Frequently Asked Questions
1. Will my child’s walking improve?
For most children, the twist in the leg bones gradually untwists as they grow. Their muscle control and balance also improve with age. Normal in-toeing and out-toeing usually get better with time, but it can take a while to notice progress, like watching grass grow! It might help to record a video of your child walking once a year to track the gradual improvement.
2. My parents think our paediatrician should have used braces to correct my child’s in-toeing/out-toeing, but the doctor said it wasn’t necessary. Who’s right?
In the past, doctors used special shoes, braces, and cables to correct in-toeing/out-toeing. However, studies now show that it improves on its own, and these interventions didn’t speed up the process.
3. When should I take my child to a doctor for in-toeing / out-toeing?
Your child should see a doctor if in-toeing/out-toeing doesn’t improve by kindergarten, if there’s pain, limping, developmental delays, or worsening walking. Out-toeing in one foot in teenagers is concerning, especially if there’s hip, thigh, or knee pain.
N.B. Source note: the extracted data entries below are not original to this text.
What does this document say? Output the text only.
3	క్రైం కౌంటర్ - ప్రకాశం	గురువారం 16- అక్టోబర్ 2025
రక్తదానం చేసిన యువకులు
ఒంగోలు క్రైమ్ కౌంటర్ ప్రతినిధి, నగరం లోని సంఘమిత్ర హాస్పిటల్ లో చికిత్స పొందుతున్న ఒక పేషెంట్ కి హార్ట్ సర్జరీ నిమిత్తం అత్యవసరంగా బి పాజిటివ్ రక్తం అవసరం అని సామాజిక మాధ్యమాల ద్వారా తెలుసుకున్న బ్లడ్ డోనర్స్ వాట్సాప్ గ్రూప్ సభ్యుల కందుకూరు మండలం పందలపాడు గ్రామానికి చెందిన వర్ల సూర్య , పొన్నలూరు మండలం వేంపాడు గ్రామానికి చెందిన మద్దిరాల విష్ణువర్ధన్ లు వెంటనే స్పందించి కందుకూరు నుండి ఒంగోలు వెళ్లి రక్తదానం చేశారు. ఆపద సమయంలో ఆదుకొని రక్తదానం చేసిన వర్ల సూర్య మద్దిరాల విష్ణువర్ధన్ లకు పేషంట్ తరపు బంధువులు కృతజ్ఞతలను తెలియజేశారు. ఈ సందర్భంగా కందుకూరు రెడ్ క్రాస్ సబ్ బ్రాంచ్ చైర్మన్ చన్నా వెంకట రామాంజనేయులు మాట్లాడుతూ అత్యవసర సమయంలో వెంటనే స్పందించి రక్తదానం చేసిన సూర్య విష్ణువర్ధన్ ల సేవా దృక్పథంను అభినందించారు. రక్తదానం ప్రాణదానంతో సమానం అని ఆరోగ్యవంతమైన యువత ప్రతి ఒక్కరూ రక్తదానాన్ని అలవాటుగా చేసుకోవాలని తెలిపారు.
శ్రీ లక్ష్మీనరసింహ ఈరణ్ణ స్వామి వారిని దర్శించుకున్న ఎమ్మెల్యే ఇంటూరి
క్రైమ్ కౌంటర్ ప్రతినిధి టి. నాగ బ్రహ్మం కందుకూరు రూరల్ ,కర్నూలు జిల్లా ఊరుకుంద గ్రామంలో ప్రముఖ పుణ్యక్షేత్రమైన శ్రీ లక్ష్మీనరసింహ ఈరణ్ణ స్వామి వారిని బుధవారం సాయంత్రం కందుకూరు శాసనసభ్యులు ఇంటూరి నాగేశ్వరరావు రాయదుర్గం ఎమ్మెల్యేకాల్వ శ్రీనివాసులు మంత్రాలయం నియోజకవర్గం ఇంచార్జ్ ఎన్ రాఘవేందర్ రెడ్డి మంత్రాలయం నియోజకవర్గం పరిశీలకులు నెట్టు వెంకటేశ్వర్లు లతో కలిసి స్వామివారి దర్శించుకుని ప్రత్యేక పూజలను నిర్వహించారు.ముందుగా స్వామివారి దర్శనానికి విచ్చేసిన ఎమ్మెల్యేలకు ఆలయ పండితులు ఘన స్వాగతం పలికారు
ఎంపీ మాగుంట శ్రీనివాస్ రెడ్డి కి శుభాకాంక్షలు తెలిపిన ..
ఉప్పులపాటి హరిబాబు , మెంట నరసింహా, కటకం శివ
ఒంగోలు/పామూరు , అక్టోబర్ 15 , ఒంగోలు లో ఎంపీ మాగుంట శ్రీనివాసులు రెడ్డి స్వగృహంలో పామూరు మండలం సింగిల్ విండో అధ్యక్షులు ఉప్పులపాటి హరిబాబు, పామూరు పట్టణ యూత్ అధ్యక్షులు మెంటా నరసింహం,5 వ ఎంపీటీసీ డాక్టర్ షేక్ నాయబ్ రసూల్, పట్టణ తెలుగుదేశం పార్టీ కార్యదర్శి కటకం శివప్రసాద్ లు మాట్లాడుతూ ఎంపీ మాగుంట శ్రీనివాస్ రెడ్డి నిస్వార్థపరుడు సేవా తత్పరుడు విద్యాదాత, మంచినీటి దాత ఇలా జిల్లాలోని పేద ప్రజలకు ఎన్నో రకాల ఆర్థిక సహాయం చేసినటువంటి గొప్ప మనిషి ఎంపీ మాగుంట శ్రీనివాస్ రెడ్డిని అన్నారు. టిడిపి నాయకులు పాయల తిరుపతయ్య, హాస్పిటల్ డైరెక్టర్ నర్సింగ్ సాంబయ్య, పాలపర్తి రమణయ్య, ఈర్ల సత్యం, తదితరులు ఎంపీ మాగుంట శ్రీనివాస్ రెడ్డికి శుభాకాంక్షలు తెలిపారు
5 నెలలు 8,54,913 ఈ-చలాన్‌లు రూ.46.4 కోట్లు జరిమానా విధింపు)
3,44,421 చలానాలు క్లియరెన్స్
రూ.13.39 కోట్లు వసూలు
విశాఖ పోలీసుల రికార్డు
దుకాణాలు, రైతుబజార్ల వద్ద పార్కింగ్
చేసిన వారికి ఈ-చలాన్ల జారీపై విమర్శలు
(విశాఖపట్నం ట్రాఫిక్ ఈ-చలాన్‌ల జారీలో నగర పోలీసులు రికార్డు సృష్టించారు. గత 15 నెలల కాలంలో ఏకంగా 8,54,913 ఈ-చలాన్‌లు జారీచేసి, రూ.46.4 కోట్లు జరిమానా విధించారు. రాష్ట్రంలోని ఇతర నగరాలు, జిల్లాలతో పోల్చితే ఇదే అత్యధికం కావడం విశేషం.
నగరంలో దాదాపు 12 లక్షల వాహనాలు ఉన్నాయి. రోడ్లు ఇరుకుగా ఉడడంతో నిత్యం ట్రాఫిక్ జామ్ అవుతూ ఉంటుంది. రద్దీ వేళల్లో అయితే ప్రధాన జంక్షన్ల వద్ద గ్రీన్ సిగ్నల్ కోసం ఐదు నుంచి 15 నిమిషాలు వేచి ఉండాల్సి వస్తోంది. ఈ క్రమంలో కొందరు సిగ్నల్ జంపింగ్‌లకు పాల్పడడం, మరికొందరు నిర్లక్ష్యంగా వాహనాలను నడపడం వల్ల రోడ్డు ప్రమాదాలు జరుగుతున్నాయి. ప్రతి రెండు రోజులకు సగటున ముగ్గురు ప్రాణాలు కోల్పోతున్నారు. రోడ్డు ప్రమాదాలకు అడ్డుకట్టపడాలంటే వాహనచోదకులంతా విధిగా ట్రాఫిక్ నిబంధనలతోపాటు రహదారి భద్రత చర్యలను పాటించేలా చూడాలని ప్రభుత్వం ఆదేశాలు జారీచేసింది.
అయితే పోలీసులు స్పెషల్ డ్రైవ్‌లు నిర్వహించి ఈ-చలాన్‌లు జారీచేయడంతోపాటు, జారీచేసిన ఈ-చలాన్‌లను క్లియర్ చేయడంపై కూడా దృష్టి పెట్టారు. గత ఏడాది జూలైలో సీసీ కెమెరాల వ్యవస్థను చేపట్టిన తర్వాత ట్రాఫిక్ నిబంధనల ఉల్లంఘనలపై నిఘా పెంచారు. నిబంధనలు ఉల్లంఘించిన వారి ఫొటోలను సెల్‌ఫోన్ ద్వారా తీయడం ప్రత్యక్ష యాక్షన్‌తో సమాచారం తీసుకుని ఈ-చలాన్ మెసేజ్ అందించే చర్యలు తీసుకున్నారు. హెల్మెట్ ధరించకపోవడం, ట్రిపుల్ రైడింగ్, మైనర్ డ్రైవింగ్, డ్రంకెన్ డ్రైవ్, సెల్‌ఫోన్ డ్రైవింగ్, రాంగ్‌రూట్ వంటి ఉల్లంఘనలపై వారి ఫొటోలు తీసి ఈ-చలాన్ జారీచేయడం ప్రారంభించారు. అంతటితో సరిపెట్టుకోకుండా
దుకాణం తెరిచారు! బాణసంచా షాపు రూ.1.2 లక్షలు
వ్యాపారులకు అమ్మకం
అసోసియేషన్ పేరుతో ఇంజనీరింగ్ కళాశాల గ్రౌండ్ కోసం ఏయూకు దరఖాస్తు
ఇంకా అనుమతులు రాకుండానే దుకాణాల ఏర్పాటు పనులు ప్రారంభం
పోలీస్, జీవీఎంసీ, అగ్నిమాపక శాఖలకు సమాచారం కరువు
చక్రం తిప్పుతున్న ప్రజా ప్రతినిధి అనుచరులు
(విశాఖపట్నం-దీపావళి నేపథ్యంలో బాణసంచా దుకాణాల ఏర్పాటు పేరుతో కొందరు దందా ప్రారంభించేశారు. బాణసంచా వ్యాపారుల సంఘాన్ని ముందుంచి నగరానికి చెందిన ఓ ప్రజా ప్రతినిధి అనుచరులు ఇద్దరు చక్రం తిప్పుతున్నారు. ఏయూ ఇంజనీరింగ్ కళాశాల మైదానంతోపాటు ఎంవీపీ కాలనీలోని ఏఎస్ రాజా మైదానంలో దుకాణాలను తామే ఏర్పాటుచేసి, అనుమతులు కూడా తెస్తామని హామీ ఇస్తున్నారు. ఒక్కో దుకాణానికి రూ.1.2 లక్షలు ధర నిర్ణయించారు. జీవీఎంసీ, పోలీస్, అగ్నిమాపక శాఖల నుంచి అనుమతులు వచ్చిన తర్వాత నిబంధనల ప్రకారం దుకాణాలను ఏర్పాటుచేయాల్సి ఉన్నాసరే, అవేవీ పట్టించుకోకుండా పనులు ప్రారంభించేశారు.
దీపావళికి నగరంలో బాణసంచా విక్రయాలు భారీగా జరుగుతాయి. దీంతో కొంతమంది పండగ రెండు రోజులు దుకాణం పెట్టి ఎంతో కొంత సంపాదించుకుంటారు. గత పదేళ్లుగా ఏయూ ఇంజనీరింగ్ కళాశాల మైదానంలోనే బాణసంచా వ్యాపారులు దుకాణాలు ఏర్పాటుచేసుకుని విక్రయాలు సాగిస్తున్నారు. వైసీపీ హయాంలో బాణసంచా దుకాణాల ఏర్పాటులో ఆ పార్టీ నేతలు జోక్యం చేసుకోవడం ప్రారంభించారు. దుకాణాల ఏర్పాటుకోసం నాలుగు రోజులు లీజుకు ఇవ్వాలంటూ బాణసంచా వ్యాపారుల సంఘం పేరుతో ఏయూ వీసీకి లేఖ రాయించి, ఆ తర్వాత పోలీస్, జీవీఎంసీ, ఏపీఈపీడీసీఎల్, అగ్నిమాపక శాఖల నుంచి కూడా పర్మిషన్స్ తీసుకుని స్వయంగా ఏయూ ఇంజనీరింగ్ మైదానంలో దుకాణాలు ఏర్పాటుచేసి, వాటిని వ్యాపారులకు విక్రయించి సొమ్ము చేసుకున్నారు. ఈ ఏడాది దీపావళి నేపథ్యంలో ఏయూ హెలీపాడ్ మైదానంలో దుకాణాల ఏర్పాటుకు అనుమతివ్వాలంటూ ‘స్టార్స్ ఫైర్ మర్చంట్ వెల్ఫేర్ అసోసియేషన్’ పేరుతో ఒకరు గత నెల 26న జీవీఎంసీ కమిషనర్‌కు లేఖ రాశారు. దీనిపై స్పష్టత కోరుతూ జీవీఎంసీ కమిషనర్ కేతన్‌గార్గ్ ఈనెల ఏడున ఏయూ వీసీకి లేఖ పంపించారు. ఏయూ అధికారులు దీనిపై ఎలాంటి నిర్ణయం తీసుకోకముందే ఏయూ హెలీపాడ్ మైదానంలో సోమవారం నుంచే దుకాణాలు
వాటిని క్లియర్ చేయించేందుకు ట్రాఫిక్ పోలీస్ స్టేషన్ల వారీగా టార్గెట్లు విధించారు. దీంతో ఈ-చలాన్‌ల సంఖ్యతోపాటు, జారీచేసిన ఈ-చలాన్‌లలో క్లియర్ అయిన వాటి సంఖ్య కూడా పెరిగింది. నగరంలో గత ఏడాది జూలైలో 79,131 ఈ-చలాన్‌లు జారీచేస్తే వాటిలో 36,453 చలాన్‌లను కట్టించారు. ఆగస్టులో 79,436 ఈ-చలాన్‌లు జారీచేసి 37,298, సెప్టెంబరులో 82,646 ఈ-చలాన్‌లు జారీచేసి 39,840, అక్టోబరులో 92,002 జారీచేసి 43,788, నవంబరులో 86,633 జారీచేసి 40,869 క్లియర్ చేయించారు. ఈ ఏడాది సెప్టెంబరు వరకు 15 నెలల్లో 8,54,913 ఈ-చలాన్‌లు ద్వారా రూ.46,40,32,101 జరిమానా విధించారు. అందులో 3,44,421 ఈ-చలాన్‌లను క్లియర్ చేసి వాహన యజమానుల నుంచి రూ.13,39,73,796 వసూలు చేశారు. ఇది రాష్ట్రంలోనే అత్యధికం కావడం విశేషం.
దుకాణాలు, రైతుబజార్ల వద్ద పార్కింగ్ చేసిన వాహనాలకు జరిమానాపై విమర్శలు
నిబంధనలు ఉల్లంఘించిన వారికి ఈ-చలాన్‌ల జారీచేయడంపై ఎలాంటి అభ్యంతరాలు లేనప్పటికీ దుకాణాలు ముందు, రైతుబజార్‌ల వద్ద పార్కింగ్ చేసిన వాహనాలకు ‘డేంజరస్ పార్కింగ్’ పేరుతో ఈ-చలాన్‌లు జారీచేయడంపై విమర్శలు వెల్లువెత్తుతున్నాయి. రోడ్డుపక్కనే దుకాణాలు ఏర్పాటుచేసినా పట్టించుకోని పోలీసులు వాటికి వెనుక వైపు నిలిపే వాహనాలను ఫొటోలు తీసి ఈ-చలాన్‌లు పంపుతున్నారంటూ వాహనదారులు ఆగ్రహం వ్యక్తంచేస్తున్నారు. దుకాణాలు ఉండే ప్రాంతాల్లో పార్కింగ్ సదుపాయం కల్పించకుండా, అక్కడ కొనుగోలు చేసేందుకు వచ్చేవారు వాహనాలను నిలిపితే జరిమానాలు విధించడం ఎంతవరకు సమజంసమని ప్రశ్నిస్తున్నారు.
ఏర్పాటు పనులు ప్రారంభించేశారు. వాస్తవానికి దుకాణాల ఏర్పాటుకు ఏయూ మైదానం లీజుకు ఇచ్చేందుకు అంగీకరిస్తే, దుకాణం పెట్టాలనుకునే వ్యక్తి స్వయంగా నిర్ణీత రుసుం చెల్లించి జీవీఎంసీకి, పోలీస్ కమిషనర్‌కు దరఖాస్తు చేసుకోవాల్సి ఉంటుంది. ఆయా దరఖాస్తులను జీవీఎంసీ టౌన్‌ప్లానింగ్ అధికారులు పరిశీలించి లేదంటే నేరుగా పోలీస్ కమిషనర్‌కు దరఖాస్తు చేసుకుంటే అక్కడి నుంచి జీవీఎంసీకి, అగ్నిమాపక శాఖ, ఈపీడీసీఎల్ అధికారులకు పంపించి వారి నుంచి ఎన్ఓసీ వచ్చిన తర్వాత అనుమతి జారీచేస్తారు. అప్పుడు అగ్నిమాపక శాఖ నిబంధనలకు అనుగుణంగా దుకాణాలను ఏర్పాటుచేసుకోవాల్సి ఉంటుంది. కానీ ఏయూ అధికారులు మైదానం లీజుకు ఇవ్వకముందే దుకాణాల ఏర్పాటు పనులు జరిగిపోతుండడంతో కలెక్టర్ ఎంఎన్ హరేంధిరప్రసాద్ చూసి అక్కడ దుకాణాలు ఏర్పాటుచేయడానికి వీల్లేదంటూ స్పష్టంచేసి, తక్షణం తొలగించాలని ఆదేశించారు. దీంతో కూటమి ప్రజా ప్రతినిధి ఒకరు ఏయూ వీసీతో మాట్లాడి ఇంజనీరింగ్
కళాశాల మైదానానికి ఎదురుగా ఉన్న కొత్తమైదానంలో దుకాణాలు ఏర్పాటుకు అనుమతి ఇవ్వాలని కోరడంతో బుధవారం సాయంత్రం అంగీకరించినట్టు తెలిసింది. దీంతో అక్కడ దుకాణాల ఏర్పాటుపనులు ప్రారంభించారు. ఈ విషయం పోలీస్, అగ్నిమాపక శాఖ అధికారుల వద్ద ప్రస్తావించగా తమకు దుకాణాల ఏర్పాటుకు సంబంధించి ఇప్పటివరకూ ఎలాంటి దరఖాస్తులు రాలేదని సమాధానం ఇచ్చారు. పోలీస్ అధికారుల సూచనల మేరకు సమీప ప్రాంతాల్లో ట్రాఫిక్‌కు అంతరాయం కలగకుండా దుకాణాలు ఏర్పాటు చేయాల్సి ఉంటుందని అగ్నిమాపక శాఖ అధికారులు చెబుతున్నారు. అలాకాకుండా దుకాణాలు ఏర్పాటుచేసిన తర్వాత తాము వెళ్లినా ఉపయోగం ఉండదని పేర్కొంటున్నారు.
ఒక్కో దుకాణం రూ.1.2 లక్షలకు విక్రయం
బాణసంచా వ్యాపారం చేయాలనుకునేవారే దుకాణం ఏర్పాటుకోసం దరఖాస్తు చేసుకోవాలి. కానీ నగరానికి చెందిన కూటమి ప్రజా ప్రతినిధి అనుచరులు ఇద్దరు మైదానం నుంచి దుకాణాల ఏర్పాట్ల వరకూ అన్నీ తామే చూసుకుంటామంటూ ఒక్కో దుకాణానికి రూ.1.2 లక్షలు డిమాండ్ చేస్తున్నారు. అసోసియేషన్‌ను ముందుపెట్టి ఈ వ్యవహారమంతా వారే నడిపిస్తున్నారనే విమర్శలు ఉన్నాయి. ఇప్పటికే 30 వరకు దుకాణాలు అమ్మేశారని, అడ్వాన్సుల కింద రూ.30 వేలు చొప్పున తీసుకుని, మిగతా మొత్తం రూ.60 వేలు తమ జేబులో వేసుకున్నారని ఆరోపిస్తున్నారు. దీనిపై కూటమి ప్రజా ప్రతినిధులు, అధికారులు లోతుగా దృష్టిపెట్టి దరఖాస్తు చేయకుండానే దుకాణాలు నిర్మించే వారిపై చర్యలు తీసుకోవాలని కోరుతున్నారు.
In such cases, your child should be evaluated with X-rays right away.
4. My toddler trips frequently due to in-toeing. When should I be worried?
Many toddlers who have in-toeing also trip. Remember, toddlers are still learning to walk and lack the muscle control, balance, and coordination for their busy lives. In-toeing can make tripping seem worse, but as your child becomes stronger and more coordinated, the tripping will improve.